Greetings from the shores of Lake Thornton.
Granted, it’s less exotic than Cambodia’s Tonle Sap and not quite as exclusive as Italy’s Lake Garda.
It’ll never be as big as Lake Michigan nor as high (or hilariously named) as Lake Titicaca, but I’m growing to enjoy my new waterfront abode.
Come spring it would be nice to have the playing fields back – somewhere to walk the dog when the jobsworth parkies aren’t enforcing non-existent laws and a place for the children to play once North Fylde’s budget Sandcastle has dried out.
At least out here on the coast we can make light of the December downpour, even if I did spend much of Christmas week watching the water creep closer to my front door.
The same cannot be said for the hardy folk of St Michaels, the Lake District, East Lancashire and beyond who have at best been forced out of their homes as what should be a joyous time of year and in the worst case have lost nearly everything.

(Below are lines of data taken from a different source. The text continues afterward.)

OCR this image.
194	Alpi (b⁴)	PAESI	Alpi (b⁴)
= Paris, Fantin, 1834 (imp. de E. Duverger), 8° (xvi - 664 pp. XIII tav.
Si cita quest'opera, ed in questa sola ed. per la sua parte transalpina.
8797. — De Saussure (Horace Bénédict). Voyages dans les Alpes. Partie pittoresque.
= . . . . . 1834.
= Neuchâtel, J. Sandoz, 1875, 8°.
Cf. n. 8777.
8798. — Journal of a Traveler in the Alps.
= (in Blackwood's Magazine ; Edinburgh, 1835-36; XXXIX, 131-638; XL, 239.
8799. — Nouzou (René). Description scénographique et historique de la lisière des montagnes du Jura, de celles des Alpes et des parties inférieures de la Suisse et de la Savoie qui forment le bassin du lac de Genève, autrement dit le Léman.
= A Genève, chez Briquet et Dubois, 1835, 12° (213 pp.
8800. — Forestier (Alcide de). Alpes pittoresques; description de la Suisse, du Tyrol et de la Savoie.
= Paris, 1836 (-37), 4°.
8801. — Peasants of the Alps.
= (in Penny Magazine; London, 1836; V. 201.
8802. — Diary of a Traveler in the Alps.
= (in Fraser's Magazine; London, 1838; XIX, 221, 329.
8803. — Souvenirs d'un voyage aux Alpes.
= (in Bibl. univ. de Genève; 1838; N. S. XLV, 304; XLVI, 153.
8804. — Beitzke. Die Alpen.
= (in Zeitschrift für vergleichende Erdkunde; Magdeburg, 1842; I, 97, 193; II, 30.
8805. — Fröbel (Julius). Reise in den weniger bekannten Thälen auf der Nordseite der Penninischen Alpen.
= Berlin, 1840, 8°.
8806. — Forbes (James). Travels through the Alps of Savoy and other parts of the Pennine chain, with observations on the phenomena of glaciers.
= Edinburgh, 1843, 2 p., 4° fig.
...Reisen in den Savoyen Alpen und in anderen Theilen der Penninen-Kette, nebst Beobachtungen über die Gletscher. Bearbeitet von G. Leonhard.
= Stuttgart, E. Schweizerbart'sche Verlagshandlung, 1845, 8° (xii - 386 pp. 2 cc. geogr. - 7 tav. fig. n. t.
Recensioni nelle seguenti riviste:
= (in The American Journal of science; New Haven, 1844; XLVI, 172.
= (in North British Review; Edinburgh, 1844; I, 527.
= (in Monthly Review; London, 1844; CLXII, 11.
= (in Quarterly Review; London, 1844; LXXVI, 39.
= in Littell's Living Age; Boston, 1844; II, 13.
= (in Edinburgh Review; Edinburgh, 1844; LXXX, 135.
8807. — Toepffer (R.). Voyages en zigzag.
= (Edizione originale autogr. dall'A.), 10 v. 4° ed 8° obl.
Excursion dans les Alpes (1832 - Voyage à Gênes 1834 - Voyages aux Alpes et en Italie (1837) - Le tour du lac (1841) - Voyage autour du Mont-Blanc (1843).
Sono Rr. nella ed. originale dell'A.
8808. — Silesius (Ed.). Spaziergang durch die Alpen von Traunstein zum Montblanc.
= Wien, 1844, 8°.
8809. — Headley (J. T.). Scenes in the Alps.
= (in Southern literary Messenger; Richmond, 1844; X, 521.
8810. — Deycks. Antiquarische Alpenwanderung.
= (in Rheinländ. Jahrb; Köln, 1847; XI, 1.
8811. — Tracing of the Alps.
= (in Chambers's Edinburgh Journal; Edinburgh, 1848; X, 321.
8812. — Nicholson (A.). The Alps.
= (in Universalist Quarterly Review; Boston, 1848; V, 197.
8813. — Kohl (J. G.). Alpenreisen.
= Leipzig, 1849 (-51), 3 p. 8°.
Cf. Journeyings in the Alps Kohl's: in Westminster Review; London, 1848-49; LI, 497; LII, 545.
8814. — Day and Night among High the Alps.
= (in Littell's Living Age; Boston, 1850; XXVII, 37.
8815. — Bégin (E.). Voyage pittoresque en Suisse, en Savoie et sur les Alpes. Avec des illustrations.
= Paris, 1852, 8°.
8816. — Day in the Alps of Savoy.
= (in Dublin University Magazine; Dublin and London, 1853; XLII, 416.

Thankfully we Brits have retained at least a little of the stoicism and practicality which one turned half the map of the world pink.
The response was stunning, from Carlisle United’s footballers pitching in to clear up homes at the start of the month to a Rugby League legend rushing to the aid of the good people of Yorkshire.
Hopefully the New Year will bring some weather which is a little more, well, normal. It’s not just been wet, it’s been remarkable warm – confusingly warm in the vast expanses of the gardens at Stocks Towers. January may barely be here but already the Daffodils are showing, breaking through the soil amid the remnants of the fence.
It just goes to show how daft the traditional images of festive snow and ice on the magic lantern can be.
In fact I’m considering a holiday in seach of real winter weather. Siberia, Iceland... Whitby – somewhere the temperature never gets above minus ten. When I’m back, maybe the grass will be too.